Some lists do help. TOXBASE, for use by doctors in the United Kingdom, helps by listing the symptoms of different toxins. So once you suspect thallium, you could use this to see that this heavy metal usually causes neurological problems, and perhaps rule it out.
You'd also, at that point, do a mass spec of urine and blood to look for the suspect element, says Bateman presuming that it wasn't a 'hit and run' exposure in which the poison would already have passed from the system. Why, at that point, polonium-210 didn't leap off the page is still a mystery to me. Maybe it did. The hospital where Litvinenko died is understandably no longer taking calls from the media the doctors are too busy saving lives.
Not for you and me
It might not have mattered much if the culprit was spotted early, it turns out. I ask whether you can do anything for someone with polonium poisoning: "No. Nothing," says Bateman. Radiation is nasty stuff. He remembers one case of a man in Brazil who bought a radiation treatment device from a scrap yard, and took the 'pretty' active source home for his kids to play with. "He managed to kill himself and quite a few members of his family."

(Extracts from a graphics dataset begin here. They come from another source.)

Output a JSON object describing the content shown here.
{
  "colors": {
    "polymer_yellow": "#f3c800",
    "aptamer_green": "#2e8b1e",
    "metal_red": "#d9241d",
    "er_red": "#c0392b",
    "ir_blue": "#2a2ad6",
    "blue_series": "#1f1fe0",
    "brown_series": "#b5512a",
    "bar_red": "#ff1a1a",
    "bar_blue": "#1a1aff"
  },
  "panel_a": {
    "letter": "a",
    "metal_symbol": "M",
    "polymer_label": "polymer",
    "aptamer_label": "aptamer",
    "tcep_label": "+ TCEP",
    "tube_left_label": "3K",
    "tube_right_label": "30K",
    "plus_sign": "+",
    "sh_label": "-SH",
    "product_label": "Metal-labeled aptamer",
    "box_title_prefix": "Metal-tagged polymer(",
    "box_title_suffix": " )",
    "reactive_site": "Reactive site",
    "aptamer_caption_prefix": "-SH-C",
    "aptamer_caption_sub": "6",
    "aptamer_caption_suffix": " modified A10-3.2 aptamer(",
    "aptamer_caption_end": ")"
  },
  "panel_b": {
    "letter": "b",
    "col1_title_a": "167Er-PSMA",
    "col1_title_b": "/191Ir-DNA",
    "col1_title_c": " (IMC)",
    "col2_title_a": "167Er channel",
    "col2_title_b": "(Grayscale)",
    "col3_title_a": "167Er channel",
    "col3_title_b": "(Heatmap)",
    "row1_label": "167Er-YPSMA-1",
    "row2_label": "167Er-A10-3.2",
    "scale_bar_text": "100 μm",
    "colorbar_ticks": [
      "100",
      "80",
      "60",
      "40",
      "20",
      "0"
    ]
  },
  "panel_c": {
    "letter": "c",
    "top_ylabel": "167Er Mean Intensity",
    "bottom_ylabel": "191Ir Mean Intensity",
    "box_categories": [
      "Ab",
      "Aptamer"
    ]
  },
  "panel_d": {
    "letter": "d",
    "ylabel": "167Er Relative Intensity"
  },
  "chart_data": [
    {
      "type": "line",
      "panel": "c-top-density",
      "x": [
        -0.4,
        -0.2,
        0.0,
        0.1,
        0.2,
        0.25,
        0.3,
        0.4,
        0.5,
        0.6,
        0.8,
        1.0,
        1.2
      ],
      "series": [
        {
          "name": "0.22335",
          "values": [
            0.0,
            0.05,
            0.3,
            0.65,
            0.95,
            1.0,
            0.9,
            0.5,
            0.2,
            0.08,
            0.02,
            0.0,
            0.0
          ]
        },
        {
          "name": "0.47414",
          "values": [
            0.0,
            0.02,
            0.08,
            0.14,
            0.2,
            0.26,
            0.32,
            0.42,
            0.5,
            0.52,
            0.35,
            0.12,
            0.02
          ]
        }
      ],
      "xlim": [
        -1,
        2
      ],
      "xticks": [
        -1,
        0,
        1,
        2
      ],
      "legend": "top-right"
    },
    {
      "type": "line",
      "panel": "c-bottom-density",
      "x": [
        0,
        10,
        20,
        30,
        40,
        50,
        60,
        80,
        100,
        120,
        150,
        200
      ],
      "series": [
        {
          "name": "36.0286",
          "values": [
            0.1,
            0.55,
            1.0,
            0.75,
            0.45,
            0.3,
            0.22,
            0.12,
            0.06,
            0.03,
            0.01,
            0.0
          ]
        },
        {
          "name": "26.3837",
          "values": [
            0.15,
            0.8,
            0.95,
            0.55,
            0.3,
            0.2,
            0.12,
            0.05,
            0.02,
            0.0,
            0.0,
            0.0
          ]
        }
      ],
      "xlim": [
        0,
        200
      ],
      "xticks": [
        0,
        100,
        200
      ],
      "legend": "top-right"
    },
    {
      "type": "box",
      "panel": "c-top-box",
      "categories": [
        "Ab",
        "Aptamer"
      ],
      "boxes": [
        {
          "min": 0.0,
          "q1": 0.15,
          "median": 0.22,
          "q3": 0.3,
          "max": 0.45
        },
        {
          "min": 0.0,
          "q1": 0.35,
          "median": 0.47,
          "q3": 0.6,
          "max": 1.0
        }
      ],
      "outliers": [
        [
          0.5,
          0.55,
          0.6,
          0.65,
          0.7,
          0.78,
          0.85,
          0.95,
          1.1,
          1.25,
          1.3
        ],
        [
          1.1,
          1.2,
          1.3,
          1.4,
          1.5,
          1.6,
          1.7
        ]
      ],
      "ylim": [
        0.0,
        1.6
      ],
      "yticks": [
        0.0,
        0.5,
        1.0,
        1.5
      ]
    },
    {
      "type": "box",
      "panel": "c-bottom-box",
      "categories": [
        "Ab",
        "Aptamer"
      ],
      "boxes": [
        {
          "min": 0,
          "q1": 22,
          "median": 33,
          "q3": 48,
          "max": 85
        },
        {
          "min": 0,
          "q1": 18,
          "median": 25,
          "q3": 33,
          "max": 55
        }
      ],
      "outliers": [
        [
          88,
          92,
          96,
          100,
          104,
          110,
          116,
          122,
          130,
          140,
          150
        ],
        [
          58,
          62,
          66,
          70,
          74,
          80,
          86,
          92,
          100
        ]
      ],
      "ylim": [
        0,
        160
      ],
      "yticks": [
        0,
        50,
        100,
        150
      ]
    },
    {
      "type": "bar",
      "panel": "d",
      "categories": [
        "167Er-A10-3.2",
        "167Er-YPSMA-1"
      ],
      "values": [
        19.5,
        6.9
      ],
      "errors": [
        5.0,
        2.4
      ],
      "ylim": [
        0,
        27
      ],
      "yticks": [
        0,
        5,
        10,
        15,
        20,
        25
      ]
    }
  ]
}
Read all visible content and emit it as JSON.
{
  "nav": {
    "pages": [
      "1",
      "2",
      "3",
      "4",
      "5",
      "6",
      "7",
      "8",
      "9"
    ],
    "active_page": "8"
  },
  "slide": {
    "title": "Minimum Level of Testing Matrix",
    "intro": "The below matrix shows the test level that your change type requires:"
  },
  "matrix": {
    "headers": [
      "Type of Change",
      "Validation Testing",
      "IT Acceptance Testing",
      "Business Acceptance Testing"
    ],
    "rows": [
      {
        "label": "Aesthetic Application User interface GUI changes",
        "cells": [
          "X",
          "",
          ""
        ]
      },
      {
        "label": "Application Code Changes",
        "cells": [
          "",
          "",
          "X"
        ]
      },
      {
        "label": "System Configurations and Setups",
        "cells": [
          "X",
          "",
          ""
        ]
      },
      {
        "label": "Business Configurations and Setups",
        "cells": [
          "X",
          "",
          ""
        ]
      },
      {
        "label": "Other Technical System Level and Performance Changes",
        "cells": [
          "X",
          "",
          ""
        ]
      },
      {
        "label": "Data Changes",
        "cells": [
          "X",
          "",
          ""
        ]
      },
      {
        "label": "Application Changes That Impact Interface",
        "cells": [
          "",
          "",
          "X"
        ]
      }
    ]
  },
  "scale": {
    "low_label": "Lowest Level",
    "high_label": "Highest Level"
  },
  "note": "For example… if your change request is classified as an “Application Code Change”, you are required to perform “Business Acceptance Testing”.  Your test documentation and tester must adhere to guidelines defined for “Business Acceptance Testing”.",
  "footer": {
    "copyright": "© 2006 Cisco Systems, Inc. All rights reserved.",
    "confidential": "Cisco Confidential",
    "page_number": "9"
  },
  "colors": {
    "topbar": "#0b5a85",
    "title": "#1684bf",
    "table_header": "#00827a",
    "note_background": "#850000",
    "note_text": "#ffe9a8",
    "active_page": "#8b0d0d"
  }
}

Thankfully, most of the time the doctors Bateman advises don't have to worry about problematic diagnoses. Usually there's a story to go along with a poisoning: a witness or an empty bottle. The majority of cases in Britain are intentional self-harm, or by children accidentally consuming poisons. And there are stomach pumps to deal with most of that.
No one keeps statistics on how many people pass away before a mystery poison is pinpointed, says Bateman. To his knowledge, it's "very, very, very, very rare". I guess that's why this case grabbed the headlines: Spooks and House don't collide often. When they do a great story is nearly certain. And so is a tragic end.